Eğer psikoloji dersi aldıysanız veya biraz psikoloji okuması yaptıysanız şu meşhur ‘Skinner’s box’ terimini duymuşsunuzdur. Skinner, farelerle yaptığı edimsel koşullanma deneyleriyle önemli bulgulara ulaşmıştır. 1990 yılında aramızdan ayrılan Skinner, yaptığı işe tutkuluydu öyle ki her gününü planlı ve saatlerce çalışarak geçiriyordu.
Skinner’in çalışmalarının büyük bir kısmı laboratuarda yapılan deneysel araştırmalar; bir kısmı ise eğitim, insan sorunları yönetimi ve sosyal planlama alanlarına çalışmaları olmuştur.
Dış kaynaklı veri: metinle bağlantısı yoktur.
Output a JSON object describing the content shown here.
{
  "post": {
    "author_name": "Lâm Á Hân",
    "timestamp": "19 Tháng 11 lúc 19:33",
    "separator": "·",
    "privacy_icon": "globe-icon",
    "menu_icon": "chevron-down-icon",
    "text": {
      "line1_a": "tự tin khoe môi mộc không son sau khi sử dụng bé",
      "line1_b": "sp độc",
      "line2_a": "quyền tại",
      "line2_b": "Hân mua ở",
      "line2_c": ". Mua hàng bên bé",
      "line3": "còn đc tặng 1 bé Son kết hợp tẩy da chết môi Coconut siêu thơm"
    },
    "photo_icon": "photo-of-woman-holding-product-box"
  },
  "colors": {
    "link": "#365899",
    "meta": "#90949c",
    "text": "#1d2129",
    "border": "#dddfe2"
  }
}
Bilim ve İnsan Davranışı(Science and Human Behavior, Skinner, 1953) Skinner’in davranışsal kavramlarının, her alanına uygulanabildiği düşüncesini en iyi şekilde ortaya koyar.
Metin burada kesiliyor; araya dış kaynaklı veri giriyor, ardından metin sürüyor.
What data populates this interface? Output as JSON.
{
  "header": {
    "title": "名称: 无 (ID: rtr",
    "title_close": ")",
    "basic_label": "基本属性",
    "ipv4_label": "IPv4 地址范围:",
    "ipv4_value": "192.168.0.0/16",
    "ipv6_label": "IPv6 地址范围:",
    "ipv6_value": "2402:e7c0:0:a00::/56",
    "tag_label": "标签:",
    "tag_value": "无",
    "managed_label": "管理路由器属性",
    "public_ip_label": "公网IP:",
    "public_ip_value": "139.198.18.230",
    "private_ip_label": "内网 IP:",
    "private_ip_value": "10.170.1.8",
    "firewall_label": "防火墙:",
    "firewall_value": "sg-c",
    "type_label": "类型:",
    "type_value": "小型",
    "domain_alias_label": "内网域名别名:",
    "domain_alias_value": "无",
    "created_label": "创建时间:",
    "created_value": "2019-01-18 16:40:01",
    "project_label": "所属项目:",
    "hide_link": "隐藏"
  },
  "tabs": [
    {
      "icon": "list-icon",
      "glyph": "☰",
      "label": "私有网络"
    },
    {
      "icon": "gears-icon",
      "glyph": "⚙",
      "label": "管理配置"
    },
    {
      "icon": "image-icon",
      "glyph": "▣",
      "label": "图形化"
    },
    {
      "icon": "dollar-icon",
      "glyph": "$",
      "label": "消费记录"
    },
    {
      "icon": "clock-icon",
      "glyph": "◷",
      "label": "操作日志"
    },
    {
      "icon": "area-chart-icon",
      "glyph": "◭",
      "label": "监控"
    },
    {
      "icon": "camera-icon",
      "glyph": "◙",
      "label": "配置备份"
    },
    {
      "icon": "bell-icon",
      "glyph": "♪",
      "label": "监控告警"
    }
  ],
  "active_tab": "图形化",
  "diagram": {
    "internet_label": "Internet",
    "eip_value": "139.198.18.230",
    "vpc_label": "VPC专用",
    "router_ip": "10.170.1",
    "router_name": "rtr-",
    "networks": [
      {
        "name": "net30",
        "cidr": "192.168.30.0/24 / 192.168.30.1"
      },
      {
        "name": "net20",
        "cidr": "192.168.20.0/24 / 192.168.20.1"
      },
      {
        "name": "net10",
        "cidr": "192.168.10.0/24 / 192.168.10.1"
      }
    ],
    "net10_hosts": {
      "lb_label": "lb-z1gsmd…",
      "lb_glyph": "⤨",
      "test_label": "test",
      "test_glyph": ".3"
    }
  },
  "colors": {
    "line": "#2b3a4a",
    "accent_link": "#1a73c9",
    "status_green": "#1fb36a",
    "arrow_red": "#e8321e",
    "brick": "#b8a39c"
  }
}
1) Başarısızlık her zaman hata demek değildir, yeri geldiğinde yapabileceğiniz en iyi şey olabilir. Asıl hata denemekten vazgeçmektir.
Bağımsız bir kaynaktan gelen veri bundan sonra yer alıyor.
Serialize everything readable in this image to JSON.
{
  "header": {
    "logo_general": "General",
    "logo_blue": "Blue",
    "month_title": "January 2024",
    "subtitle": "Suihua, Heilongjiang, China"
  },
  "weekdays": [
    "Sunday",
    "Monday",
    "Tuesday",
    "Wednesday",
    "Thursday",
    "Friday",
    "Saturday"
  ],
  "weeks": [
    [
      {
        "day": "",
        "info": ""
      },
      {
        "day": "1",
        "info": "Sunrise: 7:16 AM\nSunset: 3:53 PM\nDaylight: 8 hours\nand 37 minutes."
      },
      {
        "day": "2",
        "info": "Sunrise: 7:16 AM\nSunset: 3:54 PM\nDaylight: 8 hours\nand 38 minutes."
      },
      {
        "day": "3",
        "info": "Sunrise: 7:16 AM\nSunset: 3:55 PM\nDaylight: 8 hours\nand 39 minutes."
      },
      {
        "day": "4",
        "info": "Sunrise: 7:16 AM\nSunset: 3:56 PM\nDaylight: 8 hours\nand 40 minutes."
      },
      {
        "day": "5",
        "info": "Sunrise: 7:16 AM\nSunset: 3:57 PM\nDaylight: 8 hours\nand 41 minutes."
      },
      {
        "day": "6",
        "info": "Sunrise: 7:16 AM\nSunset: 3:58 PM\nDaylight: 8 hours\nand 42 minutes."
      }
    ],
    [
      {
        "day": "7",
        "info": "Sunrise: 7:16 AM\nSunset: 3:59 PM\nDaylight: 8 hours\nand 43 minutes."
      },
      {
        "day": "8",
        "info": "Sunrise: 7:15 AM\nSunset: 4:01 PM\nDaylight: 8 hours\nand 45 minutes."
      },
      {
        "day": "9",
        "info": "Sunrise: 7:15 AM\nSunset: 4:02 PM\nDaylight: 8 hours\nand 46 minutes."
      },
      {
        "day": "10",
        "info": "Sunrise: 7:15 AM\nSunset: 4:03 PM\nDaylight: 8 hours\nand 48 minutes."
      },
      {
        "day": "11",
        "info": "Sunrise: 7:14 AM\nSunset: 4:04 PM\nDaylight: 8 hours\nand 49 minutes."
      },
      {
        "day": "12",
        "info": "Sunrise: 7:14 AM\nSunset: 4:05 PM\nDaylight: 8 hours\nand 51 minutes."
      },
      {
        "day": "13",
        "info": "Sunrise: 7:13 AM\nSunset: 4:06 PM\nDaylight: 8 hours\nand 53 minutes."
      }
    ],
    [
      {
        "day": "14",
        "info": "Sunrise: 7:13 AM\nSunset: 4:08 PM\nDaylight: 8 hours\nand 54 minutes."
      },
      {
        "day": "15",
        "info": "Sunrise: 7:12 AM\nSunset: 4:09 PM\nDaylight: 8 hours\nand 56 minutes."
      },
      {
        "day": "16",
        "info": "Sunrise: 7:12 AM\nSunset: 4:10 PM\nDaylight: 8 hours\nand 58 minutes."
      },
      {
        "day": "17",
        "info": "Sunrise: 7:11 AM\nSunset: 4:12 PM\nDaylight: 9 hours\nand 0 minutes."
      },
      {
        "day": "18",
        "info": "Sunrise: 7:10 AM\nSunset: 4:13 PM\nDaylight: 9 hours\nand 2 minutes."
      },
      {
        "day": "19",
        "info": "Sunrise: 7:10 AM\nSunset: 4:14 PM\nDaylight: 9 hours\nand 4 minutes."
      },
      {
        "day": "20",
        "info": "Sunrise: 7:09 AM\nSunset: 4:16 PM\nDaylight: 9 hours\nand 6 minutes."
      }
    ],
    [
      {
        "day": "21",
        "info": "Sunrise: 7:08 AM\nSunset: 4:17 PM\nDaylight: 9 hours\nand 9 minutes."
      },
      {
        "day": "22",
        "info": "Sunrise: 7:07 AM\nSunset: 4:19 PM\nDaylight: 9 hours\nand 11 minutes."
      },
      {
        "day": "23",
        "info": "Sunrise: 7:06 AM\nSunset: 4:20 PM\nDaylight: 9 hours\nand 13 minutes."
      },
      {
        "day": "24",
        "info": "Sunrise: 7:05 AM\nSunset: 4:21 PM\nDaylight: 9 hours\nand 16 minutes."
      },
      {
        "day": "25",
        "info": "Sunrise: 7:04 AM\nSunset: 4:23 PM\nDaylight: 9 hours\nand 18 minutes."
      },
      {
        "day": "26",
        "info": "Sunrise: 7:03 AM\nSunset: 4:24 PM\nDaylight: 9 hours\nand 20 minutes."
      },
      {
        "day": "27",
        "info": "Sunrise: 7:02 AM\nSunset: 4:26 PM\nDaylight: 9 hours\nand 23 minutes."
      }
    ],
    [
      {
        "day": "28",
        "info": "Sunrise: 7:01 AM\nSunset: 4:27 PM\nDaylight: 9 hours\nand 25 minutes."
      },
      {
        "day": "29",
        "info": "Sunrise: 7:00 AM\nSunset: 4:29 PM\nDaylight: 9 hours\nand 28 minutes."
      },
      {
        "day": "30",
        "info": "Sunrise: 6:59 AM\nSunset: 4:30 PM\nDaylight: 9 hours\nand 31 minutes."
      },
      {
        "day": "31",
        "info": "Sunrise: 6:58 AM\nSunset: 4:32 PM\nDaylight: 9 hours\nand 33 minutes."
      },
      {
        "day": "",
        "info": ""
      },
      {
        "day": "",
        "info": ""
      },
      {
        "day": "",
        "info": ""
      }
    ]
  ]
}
2) Eğitim, öğrenilen her şey unutulduktan sonra geriye kalandır.
3) Eğer yaşlıysan kendini değiştirmeye çalışma, ortamını değiştir.
4) Harika kitapları değil, okuma sevgisini öğretmeliyiz. Birkaç edebiyat eserinin içeriğini bilmek önemsiz bir başarıdır. Okumaya devam etme eğilimi büyük bir başarıdır.
5) En ideal davranşçılık, insana istediğimizi yaptırmak için zorlamayı tamamen ortadan kaldırıp, onun çevresini değiştirerek istediğimiz sonuçları elde etmektir.
6) En ideal davranış, insana istediğimizi yaptırmak için zorlamayı tamamen ortadan kaldırıp, onun çevresini değiştirerek istediğimiz sonuçları elde etmektir.
7) Şu anda çok sayıda akıllı erkek ve iyi niyetli kadın daha iyi bir dünya inşa etmeye çalışıyor. Fakat sorunlar çözülebileceklerinden daha hızlı doğar.
8) Özgürlük insan mutluluğunun bir gereği ise, o zaman gerekli olan her şey özgürlüğün yanılsamasını sağlamaktır.
9) Herkes bilmemekle ilgili bir pozisyonu savunmaya istekli değildir. Cehalette kendi iyiliği için erdem yoktur.
10) Sabah 6’da kalkar, kahvaltıya kadar ders çalışırdım daha sonra derslere, laboratuarlara ve kütüphanelere gider, tüm gün boyunca 15 dakikadan fazlasını plansız geçirmezdim. Gece saat tam 9’a kadar çalışır sonra uyurdum. Oyun oynamaz, film seyretmezdim. Nadiren konserlere gider, hemen hemen hiç randevulaşmaz ve psikoloji, fizyoloji dışında hiçbir şey okumazdım.